After talking about the basic concepts, let's get back to the point. After reading the problem description carefully, I believe that the subject should be interested in business analysis (if not, please ignore the following). Then talk about the related skills in a little depth. The topic is undergraduate statistics, which is very good! Ha ha! I am a doctor of statistics, and now I am doing a similar job in an investment management company in new york. My colleagues include some doctors in data analysis related fields such as computer, automatic control and signal processing. Generally speaking, business analysis is undoubtedly an interdisciplinary subject, including mathematics (statistics), computer and business (economics, marketing, game theory, etc. ). Statistical methods occupy a primary position in the discipline of data analysis (mainly regression models). It can be said that if all statistical methods are taken away, data science is basically fragmented. Then there is the computer (including machine learning, pattern recognition, image processing and other fields).

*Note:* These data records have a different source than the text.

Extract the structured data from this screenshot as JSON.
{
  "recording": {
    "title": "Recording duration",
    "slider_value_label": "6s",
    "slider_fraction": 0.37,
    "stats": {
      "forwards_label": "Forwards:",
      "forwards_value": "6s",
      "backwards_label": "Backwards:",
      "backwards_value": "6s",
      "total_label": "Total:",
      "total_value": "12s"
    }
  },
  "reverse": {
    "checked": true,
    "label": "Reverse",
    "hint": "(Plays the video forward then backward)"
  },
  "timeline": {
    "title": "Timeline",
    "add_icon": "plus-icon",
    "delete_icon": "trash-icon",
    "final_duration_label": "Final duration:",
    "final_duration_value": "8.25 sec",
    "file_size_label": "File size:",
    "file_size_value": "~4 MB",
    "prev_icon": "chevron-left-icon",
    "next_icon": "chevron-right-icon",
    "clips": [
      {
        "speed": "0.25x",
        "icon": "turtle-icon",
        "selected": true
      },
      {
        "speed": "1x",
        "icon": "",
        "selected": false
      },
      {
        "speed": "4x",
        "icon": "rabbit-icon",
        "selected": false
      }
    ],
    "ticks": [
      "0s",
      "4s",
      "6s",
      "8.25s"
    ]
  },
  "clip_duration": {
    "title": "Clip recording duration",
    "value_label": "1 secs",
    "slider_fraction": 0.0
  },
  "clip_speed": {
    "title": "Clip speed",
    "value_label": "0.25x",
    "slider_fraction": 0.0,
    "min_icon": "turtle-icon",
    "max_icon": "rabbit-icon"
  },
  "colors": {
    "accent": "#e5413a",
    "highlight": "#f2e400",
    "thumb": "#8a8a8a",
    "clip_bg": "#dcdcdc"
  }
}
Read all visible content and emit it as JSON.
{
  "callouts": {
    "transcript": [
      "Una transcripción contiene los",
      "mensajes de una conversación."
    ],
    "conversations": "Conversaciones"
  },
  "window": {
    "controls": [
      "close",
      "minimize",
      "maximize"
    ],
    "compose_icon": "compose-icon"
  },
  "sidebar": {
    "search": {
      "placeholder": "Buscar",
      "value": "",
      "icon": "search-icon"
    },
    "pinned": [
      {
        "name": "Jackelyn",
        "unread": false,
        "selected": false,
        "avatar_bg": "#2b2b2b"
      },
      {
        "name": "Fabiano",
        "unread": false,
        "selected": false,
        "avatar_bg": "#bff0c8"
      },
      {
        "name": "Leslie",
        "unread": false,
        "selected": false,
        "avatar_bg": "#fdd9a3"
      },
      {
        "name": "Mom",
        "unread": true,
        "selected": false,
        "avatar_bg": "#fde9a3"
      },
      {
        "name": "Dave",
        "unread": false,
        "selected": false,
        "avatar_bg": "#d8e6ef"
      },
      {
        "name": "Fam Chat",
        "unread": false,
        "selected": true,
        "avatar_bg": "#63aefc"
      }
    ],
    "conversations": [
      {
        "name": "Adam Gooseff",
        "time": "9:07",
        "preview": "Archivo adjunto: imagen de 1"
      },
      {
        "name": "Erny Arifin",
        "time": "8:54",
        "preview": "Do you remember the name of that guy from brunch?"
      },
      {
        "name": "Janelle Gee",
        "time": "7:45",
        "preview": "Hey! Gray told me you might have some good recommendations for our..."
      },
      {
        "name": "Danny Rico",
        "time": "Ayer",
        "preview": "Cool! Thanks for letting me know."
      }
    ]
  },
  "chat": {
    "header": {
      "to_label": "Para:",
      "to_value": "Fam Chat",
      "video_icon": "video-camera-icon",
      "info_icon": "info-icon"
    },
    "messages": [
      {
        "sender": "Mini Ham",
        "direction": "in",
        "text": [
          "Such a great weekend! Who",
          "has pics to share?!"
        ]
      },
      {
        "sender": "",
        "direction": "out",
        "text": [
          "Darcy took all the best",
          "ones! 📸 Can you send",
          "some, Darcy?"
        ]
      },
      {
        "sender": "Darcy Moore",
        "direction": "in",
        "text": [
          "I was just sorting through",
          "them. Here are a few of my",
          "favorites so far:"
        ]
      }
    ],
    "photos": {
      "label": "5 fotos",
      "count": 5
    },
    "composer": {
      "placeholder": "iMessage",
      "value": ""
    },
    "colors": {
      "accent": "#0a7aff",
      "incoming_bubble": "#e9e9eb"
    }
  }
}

Based on the requirements of some application levels, the computer field has put forward some novel ideas and models. It is worth mentioning that these things have attracted the attention of statisticians, who have solved the same problem by statistical methods. Combined with some traditional regression models, a new branch of statistics has emerged: statistical learning. Finally, business is the smallest, but some ideas are also worth learning, such as game theory. Some specialized masters of business analysis will talk about statistics and computer methods in combination with business applications.

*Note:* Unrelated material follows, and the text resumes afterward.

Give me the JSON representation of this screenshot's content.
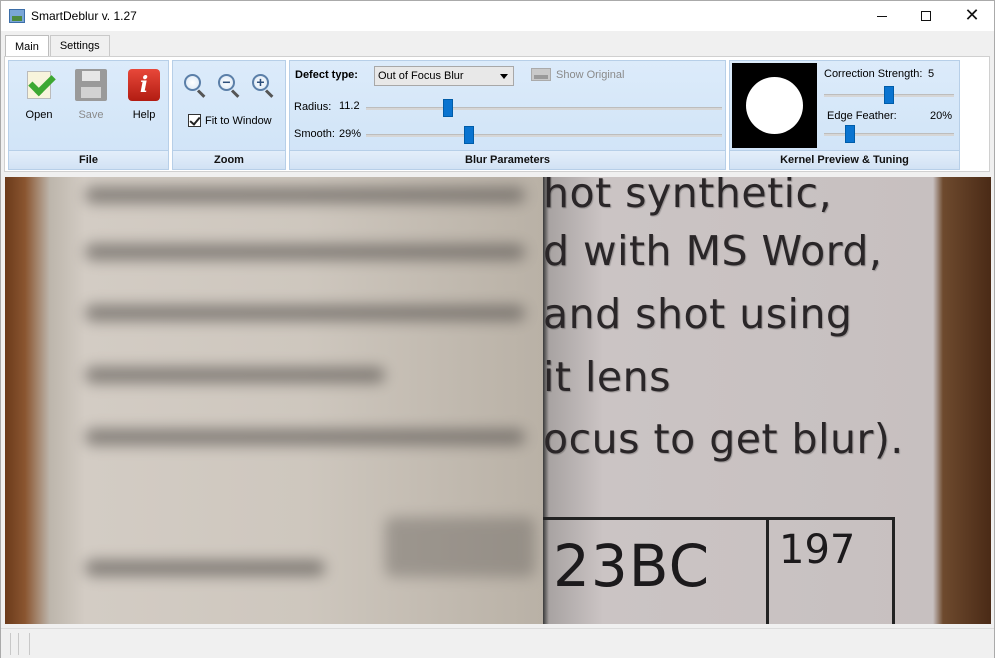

Actual business analysis cases (business analysis, of course). Simply put: 1. Survival model is the most commonly used model in biostatistics. Studying the healing and death time of diseases can be used to test whether some drugs and treatments are effective. When it is applied to business, for example, companies advertise to specific groups of people, and they click and watch through different channels, then how long will it take them to decide to buy? Our definition: consumers don't buy =' alive', once they consume, they are' dead'. The next task is to study which advertising channel/combination is the most effective. 2. As for the cluster problem, the company put in many advertisements and made many promotions. Then a large number of consumers came to buy, which ones really saw the above publicity? If you don't know how to analyze which channel or combination of channels is the most effective. Cluster analysis is to solve this kind of problem. 3. Bayesian method, I wonder if you have ever known Bayesian analysis? It is a very popular direction in the field of statistics/machine learning. The main application is that artificial views can be integrated into the model when modeling. Combine qualitative and quantitative analysis results. This is very popular with people who do data analysis in the field of business analysis. There are many others, so I won't talk about them one by one.

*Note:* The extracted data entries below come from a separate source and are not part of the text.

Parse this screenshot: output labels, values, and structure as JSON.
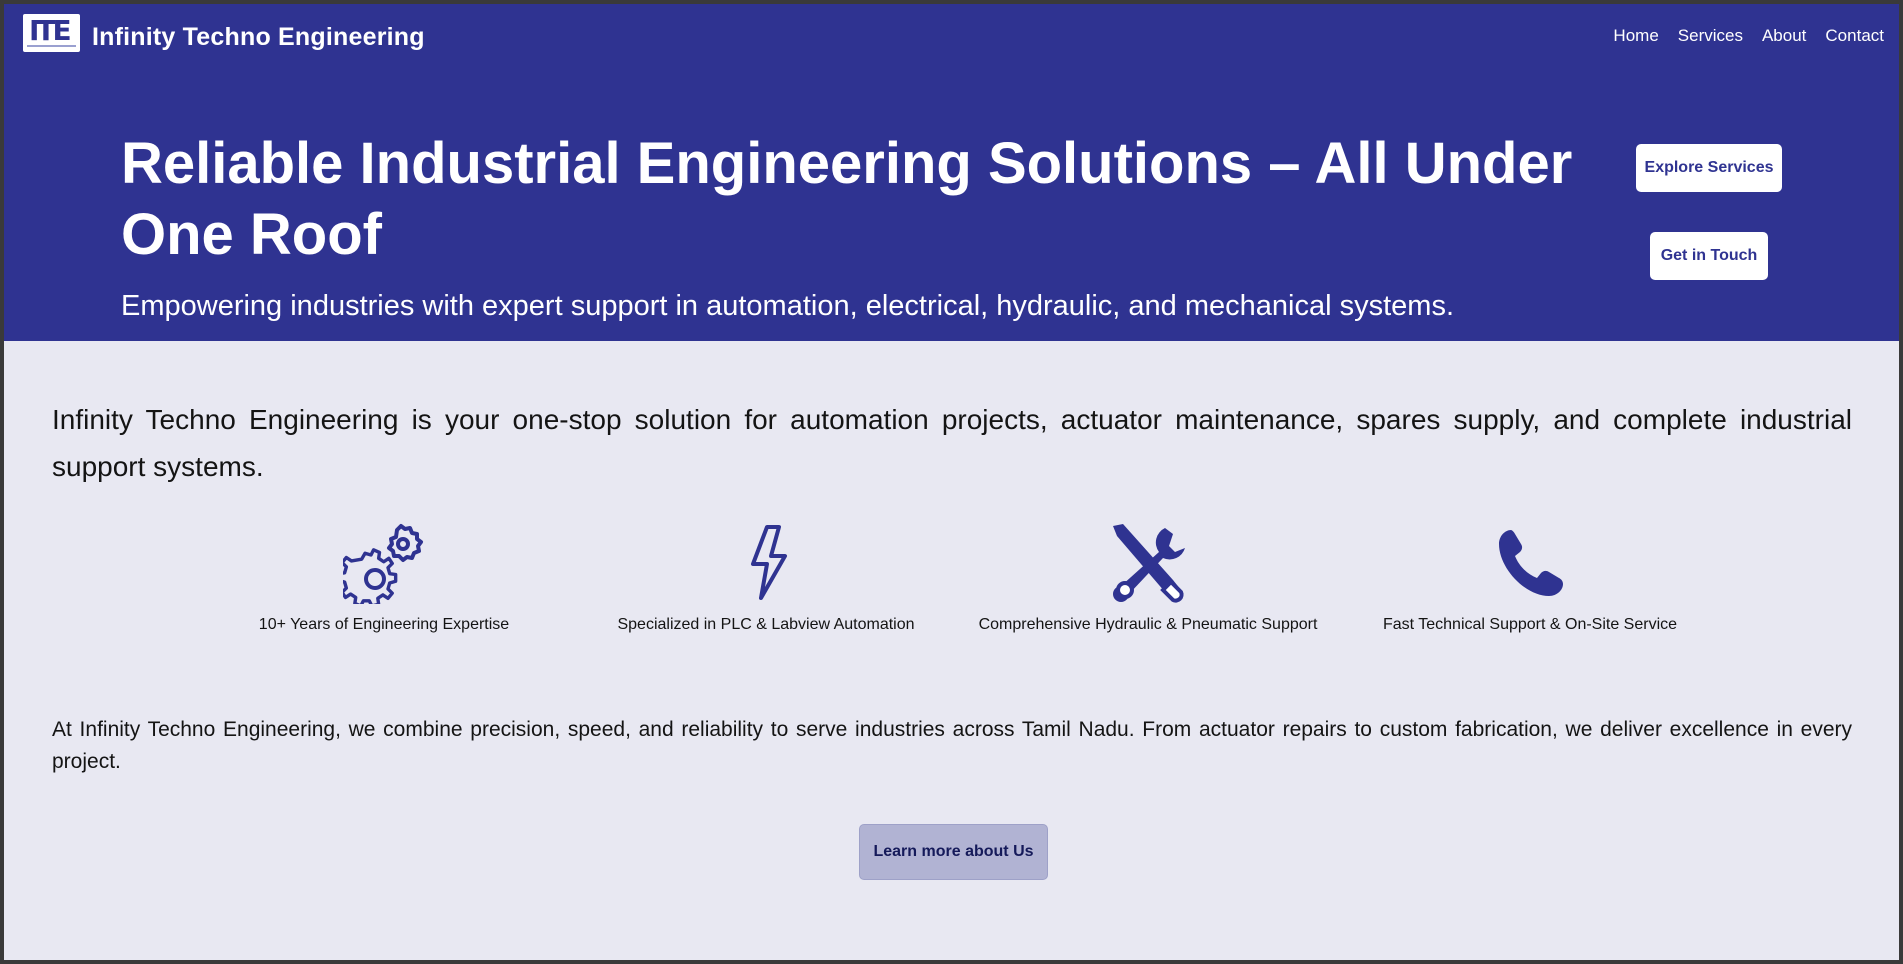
{
  "header": {
    "logo_text": "ITE",
    "brand": "Infinity Techno Engineering",
    "nav": [
      "Home",
      "Services",
      "About",
      "Contact"
    ]
  },
  "hero": {
    "title": "Reliable Industrial Engineering Solutions – All Under One Roof",
    "subtitle": "Empowering industries with expert support in automation, electrical, hydraulic, and mechanical systems.",
    "explore_label": "Explore Services",
    "touch_label": "Get in Touch"
  },
  "intro": "Infinity Techno Engineering is your one-stop solution for automation projects, actuator maintenance, spares supply, and complete industrial support systems.",
  "features": [
    {
      "icon": "gears-icon",
      "label": "10+ Years of Engineering Expertise"
    },
    {
      "icon": "lightning-bolt-icon",
      "label": "Specialized in PLC & Labview Automation"
    },
    {
      "icon": "tools-icon",
      "label": "Comprehensive Hydraulic & Pneumatic Support"
    },
    {
      "icon": "phone-icon",
      "label": "Fast Technical Support & On-Site Service"
    }
  ],
  "about": "At Infinity Techno Engineering, we combine precision, speed, and reliability to serve industries across Tamil Nadu. From actuator repairs to custom fabrication, we deliver excellence in every project.",
  "learn_label": "Learn more about Us",
  "colors": {
    "primary": "#2f3391",
    "background": "#e8e8f2",
    "button_light": "#b1b3d3"
  }
}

Finally, talk about your recent situation. The undergraduate background is still a little weak. If you want to get in touch with the above kinds of jobs, you need to go further. And if you want to eat well, it is best not to be confined to the field of statistics. After all, learning an applied subject and learning to consider problems from the perspective of application is more beneficial to career development. If you want to enter a higher school, you can consider studying for a master's degree in data analysis/business analysis. However, if you think the tuition is too high, in fact, a master of statistics is also a good choice. If you teach yourself, there are also many good courses on coursera. As for R/Python/SAS, knowing one is enough. Data analysis level programming, you can know one, and you can get started in another week.

Finally, share a link: graduate programs in big data analysis and data science. It lists the postgraduate majors in data analysis offered by universities around the world, as well as various paid/free online courses.